If carbon forecasts prove to be too high then investors may pay too high a price, bringing forward investments when other opportunities could have made better returns on capital. On the flipside if carbon forecasts prove to be too low then investments may be delayed, and obligated emitters may find themselves paying a high price to meet future compliance needs.
Carbon price forecasts also influence the actions of individual investors. Bullish predictions may encourage investors to buy carbon futures in anticipation of higher prices. For example, in late 2021 a number of analysts were making very bullish calls as to how high carbon prices could go.
That begs the question: How accurate are carbon price forecasts?
Asset management group DWS sought to provide an answer by comparing analyst forecasts made at the start of each calendar year between 2010 and 2021 and comparing their predictions with the outturn at end of the year. According to DWS carbon price predictions looking out 12 months typically have an average absolute error rate of 35.5%.2
DWS then compared carbon analyst prediction performance against gold, copper, corn, Brent crude and US natural gas forecasts. No surprise that high price volatility tends to increase the likelihood that the forecasting error rate is also high.
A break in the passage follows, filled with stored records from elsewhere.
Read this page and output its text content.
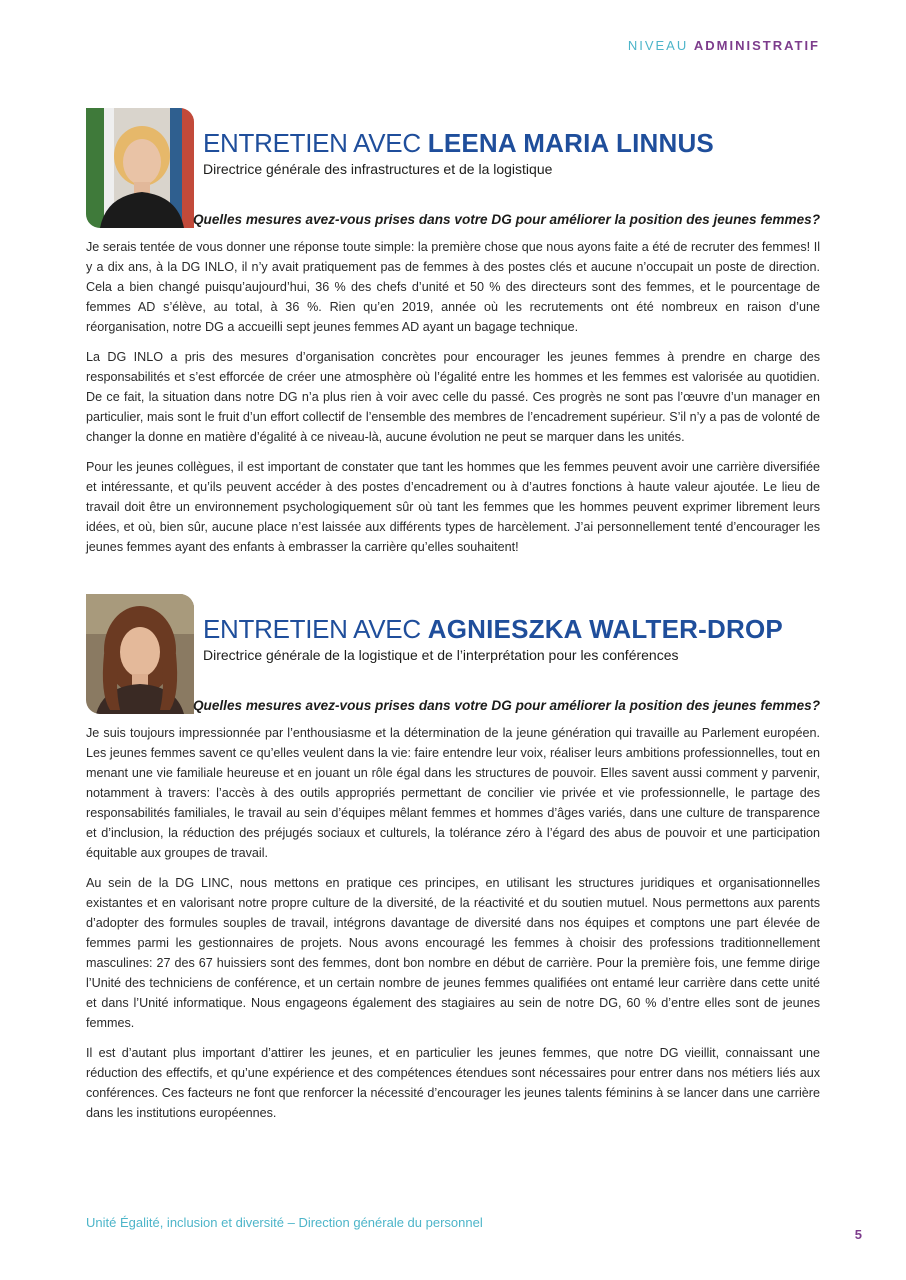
NIVEAU ADMINISTRATIF
ENTRETIEN AVEC LEENA MARIA LINNUS

Directrice générale des infrastructures et de la logistique

Quelles mesures avez-vous prises dans votre DG pour améliorer la position des jeunes femmes?

Je serais tentée de vous donner une réponse toute simple: la première chose que nous ayons faite a été de recruter des femmes! Il y a dix ans, à la DG INLO, il n’y avait pratiquement pas de femmes à des postes clés et aucune n’occupait un poste de direction. Cela a bien changé puisqu’aujourd’hui, 36 % des chefs d’unité et 50 % des directeurs sont des femmes, et le pourcentage de femmes AD s’élève, au total, à 36 %. Rien qu’en 2019, année où les recrutements ont été nombreux en raison d’une réorganisation, notre DG a accueilli sept jeunes femmes AD ayant un bagage technique.

La DG INLO a pris des mesures d’organisation concrètes pour encourager les jeunes femmes à prendre en charge des responsabilités et s’est efforcée de créer une atmosphère où l’égalité entre les hommes et les femmes est valorisée au quotidien. De ce fait, la situation dans notre DG n’a plus rien à voir avec celle du passé. Ces progrès ne sont pas l’œuvre d’un manager en particulier, mais sont le fruit d’un effort collectif de l’ensemble des membres de l’encadrement supérieur. S’il n’y a pas de volonté de changer la donne en matière d’égalité à ce niveau-là, aucune évolution ne peut se marquer dans les unités.

Pour les jeunes collègues, il est important de constater que tant les hommes que les femmes peuvent avoir une carrière diversifiée et intéressante, et qu’ils peuvent accéder à des postes d’encadrement ou à d’autres fonctions à haute valeur ajoutée. Le lieu de travail doit être un environnement psychologiquement sûr où tant les femmes que les hommes peuvent exprimer librement leurs idées, et où, bien sûr, aucune place n’est laissée aux différents types de harcèlement. J’ai personnellement tenté d’encourager les jeunes femmes ayant des enfants à embrasser la carrière qu’elles souhaitent!

ENTRETIEN AVEC AGNIESZKA WALTER-DROP

Directrice générale de la logistique et de l’interprétation pour les conférences

Quelles mesures avez-vous prises dans votre DG pour améliorer la position des jeunes femmes?

Je suis toujours impressionnée par l’enthousiasme et la détermination de la jeune génération qui travaille au Parlement européen. Les jeunes femmes savent ce qu’elles veulent dans la vie: faire entendre leur voix, réaliser leurs ambitions professionnelles, tout en menant une vie familiale heureuse et en jouant un rôle égal dans les structures de pouvoir. Elles savent aussi comment y parvenir, notamment à travers: l’accès à des outils appropriés permettant de concilier vie privée et vie professionnelle, le partage des responsabilités familiales, le travail au sein d’équipes mêlant femmes et hommes d’âges variés, dans une culture de transparence et d’inclusion, la réduction des préjugés sociaux et culturels, la tolérance zéro à l’égard des abus de pouvoir et une participation équitable aux groupes de travail.

Au sein de la DG LINC, nous mettons en pratique ces principes, en utilisant les structures juridiques et organisationnelles existantes et en valorisant notre propre culture de la diversité, de la réactivité et du soutien mutuel. Nous permettons aux parents d’adopter des formules souples de travail, intégrons davantage de diversité dans nos équipes et comptons une part élevée de femmes parmi les gestionnaires de projets. Nous avons encouragé les femmes à choisir des professions traditionnellement masculines: 27 des 67 huissiers sont des femmes, dont bon nombre en début de carrière. Pour la première fois, une femme dirige l’Unité des techniciens de conférence, et un certain nombre de jeunes femmes qualifiées ont entamé leur carrière dans cette unité et dans l’Unité informatique. Nous engageons également des stagiaires au sein de notre DG, 60 % d’entre elles sont de jeunes femmes.

Il est d’autant plus important d’attirer les jeunes, et en particulier les jeunes femmes, que notre DG vieillit, connaissant une réduction des effectifs, et qu’une expérience et des compétences étendues sont nécessaires pour entrer dans nos métiers liés aux conférences. Ces facteurs ne font que renforcer la nécessité d’encourager les jeunes talents féminins à se lancer dans une carrière dans les institutions européennes.

Unité Égalité, inclusion et diversité – Direction générale du personnel
5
That being said, carbon prices exhibit similar levels of volatility to US natural gas prices, yet carbon’s forecast error rate is almost double that of US natural gas.
In 2017 I published my second book Crude Forecasts: Predictions, Pundits & Profits in the Commodity Casino. After reviewing forecasts between mid-2007 and 2016 I found that the average 6-month consensus forecast for WTI crude oil had an error rate of 27%. Oil price forecasts looking twelve months out were only slightly worse, off by an average of 30%.3
Incentive structures, operating at both the firm and the individual analyst level are often dismissed and discounted by ‘consumers’ of forecasts. In my book I argue that incentives are the true driver of forecasting performance. As Warren Buffet says, “Forecasts usually tell us more of the forecaster than the future.”
Incentive #1: Safety in numbers
As commodity prices soared late in the first decade of the 21st Century the investment plans of major commodity companies were increasingly based on the assumption that high prices would be sustained indefinitely. When prices have been high and rising for some time, it becomes an entrenched assumption that these high prices will persist for the foreseeable future.
In market conditions such as these there is an institutional inertia among forecasters. Analyst’s update their view of the world slowly and iteratively, not wanting to appear too far from the pack or consensus.
The exception to this appears to be when markets reach a peak or a trough. Then investment banks and commentators, etc, all want to come up with an even more extreme prediction of where prices could go - they seek safety in bullish or bearish sentiment. For example, towards the peak in the early 2000’s commodity super-cycle, forecasters came up with ever more bullish projections of how high prices could go. This was mirrored in early 2016 as forecasters sought safety in ever more bearish projections for crude oil prices.
Diversity of opinion often breaks down when beliefs (often also reflected in commodity prices) become too stretched. Seasoned investors might take a back seat while novices push prices to more extreme levels. When this happens, there is no countervailing force to cancel out the irrationality of one individual or group.
Incentive #2: Anti-herding
Researchers at the European University Viadrina Frankfurt (EUVF) analysed over 20,000 forecasts of nine different metal prices over different forecasting horizons, during the fifteen years between 1995 and 2011. Instead of finding the institutional inertia and forecasting herding that we might expect, they found strong evidence of “anti-herding”.